A ottobre il sorpasso sull’Arabia Saudita, frutto di una cavalcata sull’onda del fracking. I progressi americani piacciono all’Ue, pronta a importare idrocarburi con il Ttip
Nel 2015, le previsioni parlano di un 21% di consumi derivanti dalle importazioni, contro il 60% del 2005. Numeri che gli USA sognano di incrementare fino al 2020, raggiungendo l’autosufficienza. Numeri, però, che sanno di zucchero anche sull’altra sponda dell’Atlantico, dalla quale l’Unione Europea guarda con interesse i progressi americani. Attraverso l’accordo bilaterale di libero scambio (Ttip) negoziato dall’estate 2013, il vecchio Continente punta ad accaparrarsi un po’ di quel petrolio e gas, così da svincolarsi progressivamente dalle spire russe, dato che con la crisi ucraina i prezzi cominciano a salire. Un terzo del del gas europeo sgorga dai rubinetti di Putin, e l’Ue vuole ridurre queste percentuali per non rischiare spese folli in futuro.

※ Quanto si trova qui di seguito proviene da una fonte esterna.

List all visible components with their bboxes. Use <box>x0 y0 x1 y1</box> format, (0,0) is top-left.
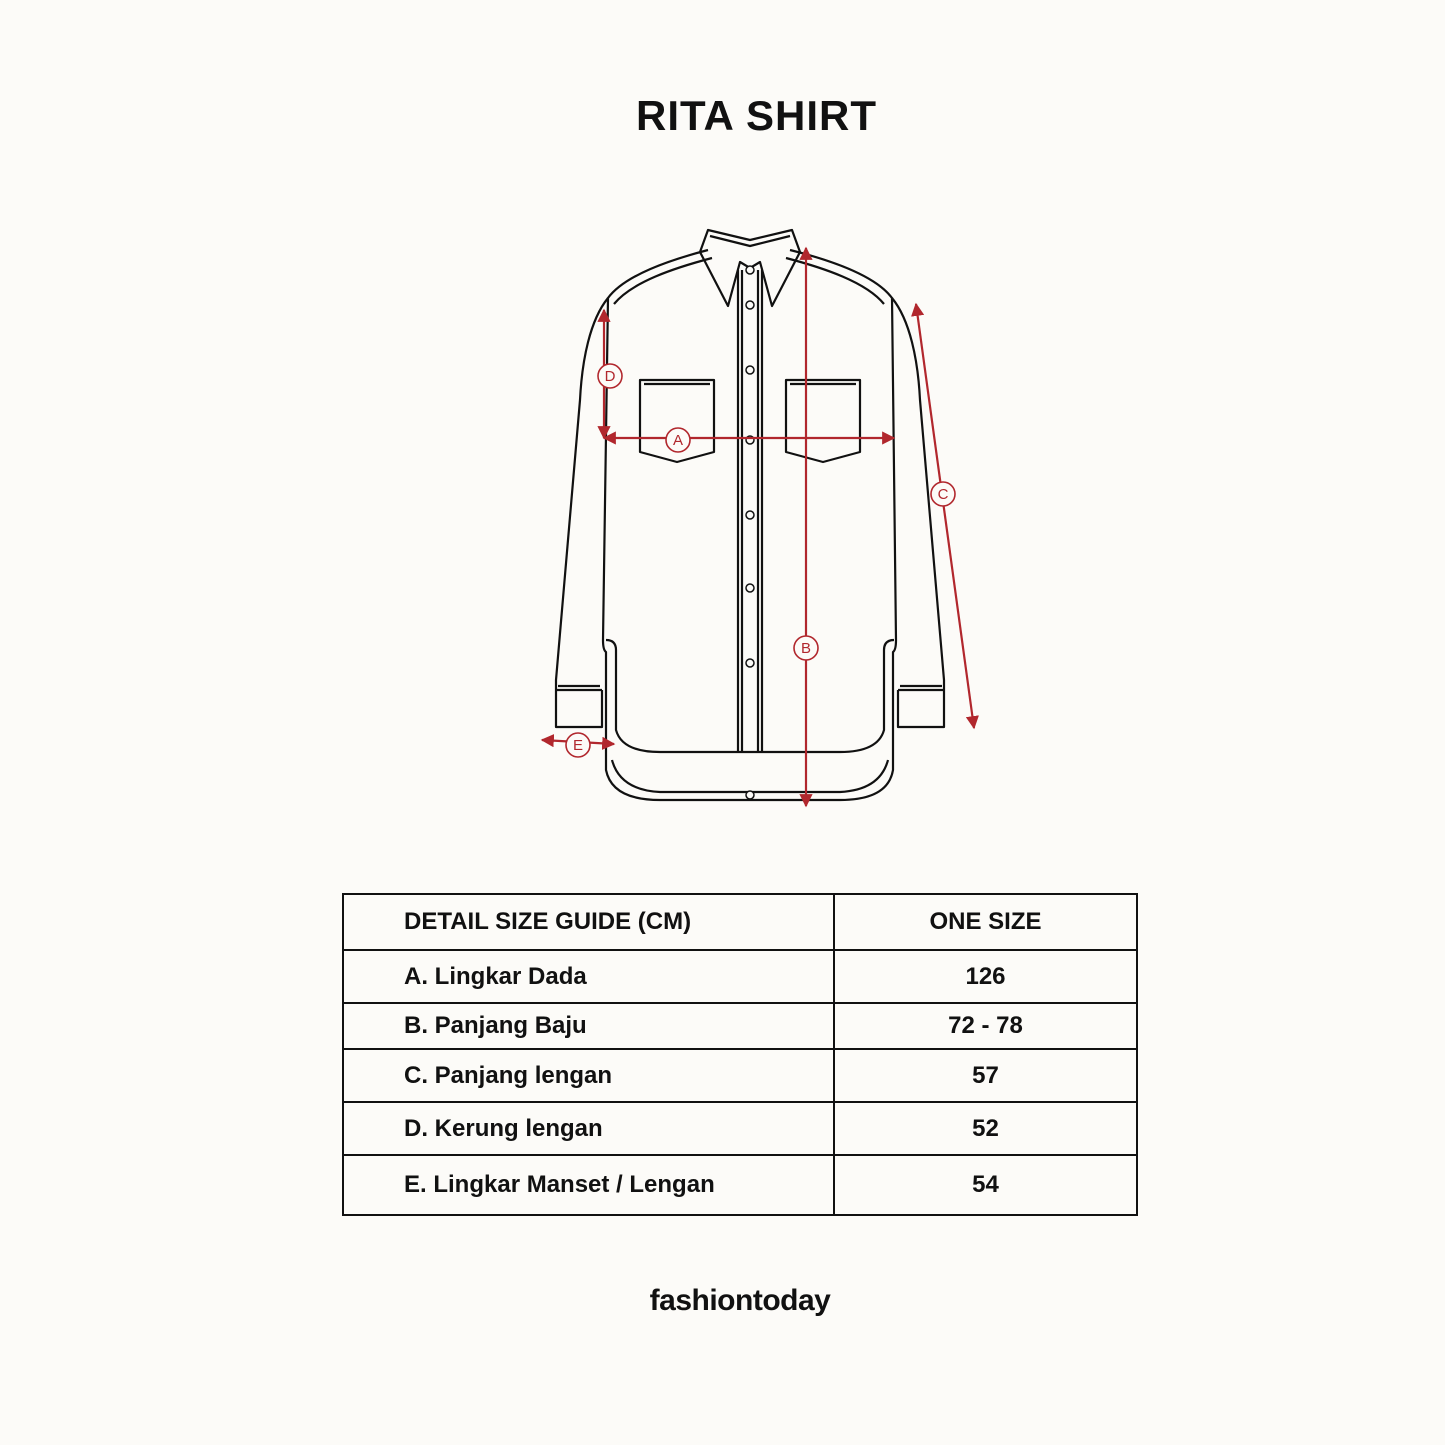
buttons <box>746 266 754 799</box>
row-value: 57 <box>834 1049 1137 1102</box>
marker-e-label: E <box>572 737 584 754</box>
brand-logo-text: fashiontoday <box>649 1284 831 1317</box>
button-icon <box>746 584 754 592</box>
button-icon <box>746 659 754 667</box>
table-row <box>343 1003 1137 1049</box>
table-row <box>343 1155 1137 1215</box>
marker-b-label: B <box>800 640 812 657</box>
marker-d-label: D <box>604 368 616 385</box>
table-row <box>343 1049 1137 1102</box>
row-value: 52 <box>834 1102 1137 1155</box>
row-value: 72 - 78 <box>834 1003 1137 1049</box>
measure-markers <box>566 364 955 757</box>
measure-c-line <box>916 304 974 728</box>
row-label: D. Kerung lengan <box>343 1102 834 1155</box>
marker-c-label: C <box>937 486 949 503</box>
size-guide-table <box>342 893 1138 1216</box>
button-icon <box>746 301 754 309</box>
row-label: B. Panjang Baju <box>343 1003 834 1049</box>
header-label-cell: DETAIL SIZE GUIDE (CM) <box>343 894 834 950</box>
row-value: 54 <box>834 1155 1137 1215</box>
table-row <box>343 1102 1137 1155</box>
row-label: C. Panjang lengan <box>343 1049 834 1102</box>
button-icon <box>746 511 754 519</box>
header-size-cell: ONE SIZE <box>834 894 1137 950</box>
row-label: A. Lingkar Dada <box>343 950 834 1003</box>
table-row <box>343 950 1137 1003</box>
button-icon <box>746 266 754 274</box>
marker-a-label: A <box>672 432 684 449</box>
row-label: E. Lingkar Manset / Lengan <box>343 1155 834 1215</box>
button-icon <box>746 791 754 799</box>
table-header-row <box>343 894 1137 950</box>
row-value: 126 <box>834 950 1137 1003</box>
button-icon <box>746 366 754 374</box>
page-title: RITA SHIRT <box>636 92 877 139</box>
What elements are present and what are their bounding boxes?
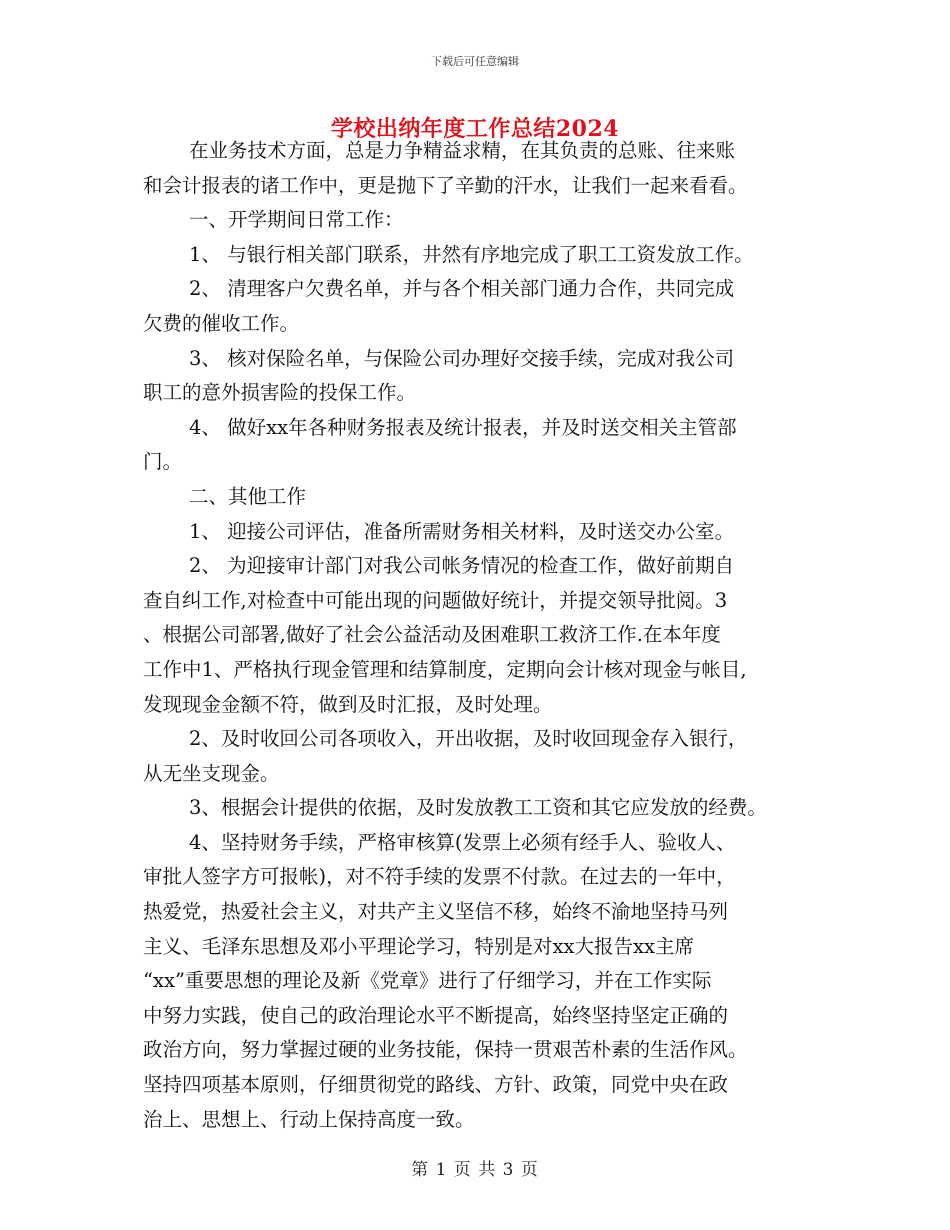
text-line: 2、 清理客户欠费名单，并与各个相关部门通力合作，共同完成 — [189, 277, 735, 301]
text-line: 发现现金金额不符，做到及时汇报，及时处理。 — [143, 692, 553, 716]
text-line: 审批人签字方可报帐)，对不符手续的发票不付款。在过去的一年中， — [143, 865, 736, 889]
text-line: 1、 与银行相关部门联系，井然有序地完成了职工工资发放工作。 — [189, 242, 754, 266]
text-line: 热爱党，热爱社会主义，对共产主义坚信不移，始终不渝地坚持马列 — [143, 900, 729, 924]
text-line: 1、 迎接公司评估，准备所需财务相关材料，及时送交办公室。 — [189, 519, 735, 543]
document-body — [143, 134, 833, 1137]
text-line: 主义、毛泽东思想及邓小平理论学习，特别是对xx大报告xx主席 — [143, 934, 694, 958]
text-line: 在业务技术方面，总是力争精益求精，在其负责的总账、往来账 — [189, 139, 736, 162]
text-line: 、根据公司部署,做好了社会公益活动及困难职工救济工作.在本年度 — [143, 623, 721, 647]
text-line: 4、 做好xx年各种财务报表及统计报表，并及时送交相关主管部 — [189, 415, 737, 439]
text-line: 坚持四项基本原则，仔细贯彻党的路线、方针、政策，同党中央在政 — [143, 1073, 729, 1097]
text-line: 3、根据会计提供的依据，及时发放教工工资和其它应发放的经费。 — [189, 796, 767, 820]
text-line: 2、及时收回公司各项收入，开出收据，及时收回现金存入银行， — [189, 727, 748, 751]
text-line: 查自纠工作,对检查中可能出现的问题做好统计，并提交领导批阅。3 — [143, 588, 728, 612]
text-line: 中努力实践，使自己的政治理论水平不断提高，始终坚持坚定正确的 — [143, 1003, 729, 1027]
text-line: 一、开学期间日常工作： — [189, 208, 404, 232]
text-line: 职工的意外损害险的投保工作。 — [143, 381, 417, 405]
text-line: 3、 核对保险名单，与保险公司办理好交接手续，完成对我公司 — [189, 346, 735, 370]
download-note: 下载后可任意编辑 — [431, 55, 519, 68]
text-line: 2、 为迎接审计部门对我公司帐务情况的检查工作，做好前期自 — [189, 554, 735, 578]
text-line: 和会计报表的诸工作中，更是抛下了辛勤的汗水，让我们一起来看看。 — [143, 173, 748, 197]
text-line: 政治方向，努力掌握过硬的业务技能，保持一贯艰苦朴素的生活作风。 — [143, 1038, 748, 1062]
text-line: 二、其他工作 — [189, 484, 307, 508]
text-line: “xx”重要思想的理论及新《党章》进行了仔细学习，并在工作实际 — [143, 969, 712, 993]
text-line: 治上、思想上、行动上保持高度一致。 — [143, 1107, 475, 1131]
document-title: 学校出纳年度工作总结2024 — [330, 116, 620, 142]
page-footer: 第 1 页 共 3 页 — [411, 1160, 539, 1180]
text-line: 从无坐支现金。 — [143, 761, 280, 785]
text-line: 门。 — [143, 450, 183, 474]
text-line: 欠费的催收工作。 — [143, 311, 300, 335]
text-line: 工作中1、严格执行现金管理和结算制度，定期向会计核对现金与帐目, — [143, 657, 747, 681]
text-line: 4、坚持财务手续，严格审核算(发票上必须有经手人、验收人、 — [189, 830, 736, 854]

Il Ttip è la soluzione prediletta da Bruxelles, ma prima bisogna preparare la normativa. Le emissioni di gas serra provocate dall’estrazione e dal trattamento delle sabbie bituminose, infatti, sono più alte del 23% rispetto a quelle legate agli altri combustibili fossili usati in Ue. La direttiva europea sulla qualità dei carburanti (FQD) non ammette l’uso di quelli troppo inquinanti, per questo va “annacquata”. La metodologia utilizzata per valutare l’impronta carbonica del carburante verrà “rivista” – sostiene un report – per far rientrare nei limiti della direttiva anche gli idrocarburi non convenzionali e abilitarli all’importazione. In qualche modo bisognerà pur che gli sforzi americani vengano premiati.